Limitations & Future Work¶
- Requires constructing PrivacyPair data for each privacy subject—scaling to new privacy types demands manual design.
- Only validated on 7B models—the distribution of privacy neurons in larger models (13B/70B) might differ.
- Cross-architecture and cross-task universality of the 30% threshold remains unverified.
- Assumes privacy signals are encoded within the FFN—privacy signals in attention layers are not considered.
- Only addresses the privacy risk of "sensitive information extraction"—other privacy attack paradigms (e.g., membership inference) are not covered.
Related Work & Insights¶
- vs. DINM: DINM edits FFN parameters to reduce toxicity. It has strong Safety but its generalization is lower than Neural Gate (0.7522 vs. 0.8440 on MLLMGuard).
- vs. SKU (Knowledge Unlearning): Gradient ascent globally perturbs the distribution, severely damaging Utility (MemFlex Utility is only 0.2649).
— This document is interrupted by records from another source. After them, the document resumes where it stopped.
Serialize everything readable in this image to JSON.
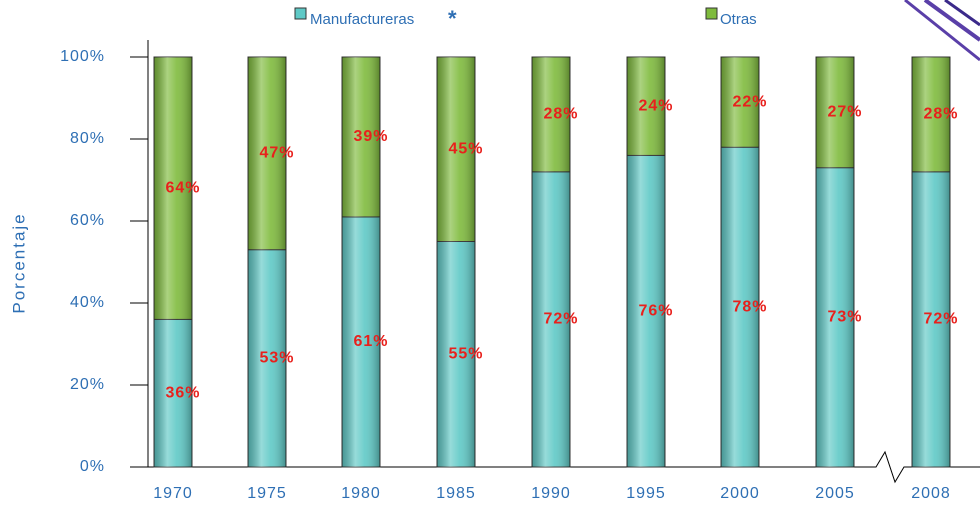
{
  "chart_data": {
    "type": "stacked_bar",
    "y_label": "Porcentaje",
    "footnote_mark": "*",
    "categories": [
      "1970",
      "1975",
      "1980",
      "1985",
      "1990",
      "1995",
      "2000",
      "2005",
      "2008"
    ],
    "series": [
      {
        "name": "Manufactureras",
        "color": "#5fc9c6",
        "values": [
          36,
          53,
          61,
          55,
          72,
          76,
          78,
          73,
          72
        ],
        "value_labels": [
          "36%",
          "53%",
          "61%",
          "55%",
          "72%",
          "76%",
          "78%",
          "73%",
          "72%"
        ]
      },
      {
        "name": "Otras",
        "color": "#7fbb3d",
        "values": [
          64,
          47,
          39,
          45,
          28,
          24,
          22,
          27,
          28
        ],
        "value_labels": [
          "64%",
          "47%",
          "39%",
          "45%",
          "28%",
          "24%",
          "22%",
          "27%",
          "28%"
        ]
      }
    ],
    "ylim": [
      0,
      100
    ],
    "yticks": [
      {
        "value": 0,
        "label": "0%"
      },
      {
        "value": 20,
        "label": "20%"
      },
      {
        "value": 40,
        "label": "40%"
      },
      {
        "value": 60,
        "label": "60%"
      },
      {
        "value": 80,
        "label": "80%"
      },
      {
        "value": 100,
        "label": "100%"
      }
    ]
  }
}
- vs. MEMIT/AlphaEdit: Non-gradient editing methods fail on paired privacy structures, as there are two opposing editing directions for the same subject.
- Offers direct reference value for researchers working on LVLM safety alignment and model editing.
Rating¶
- Novelty: ⭐⭐⭐⭐ The combination of privacy neuron analysis and gradient gating is innovative.
- Experimental Thoroughness: ⭐⭐⭐⭐ 2 models, 6 benchmarks, detailed ablations and analyses.
- Writing Quality: ⭐⭐⭐⭐ Neuron analysis charts are rich and clear.
- Value: ⭐⭐⭐⭐ A practical solution for LVLM privacy protection, with analytical findings holding independent value.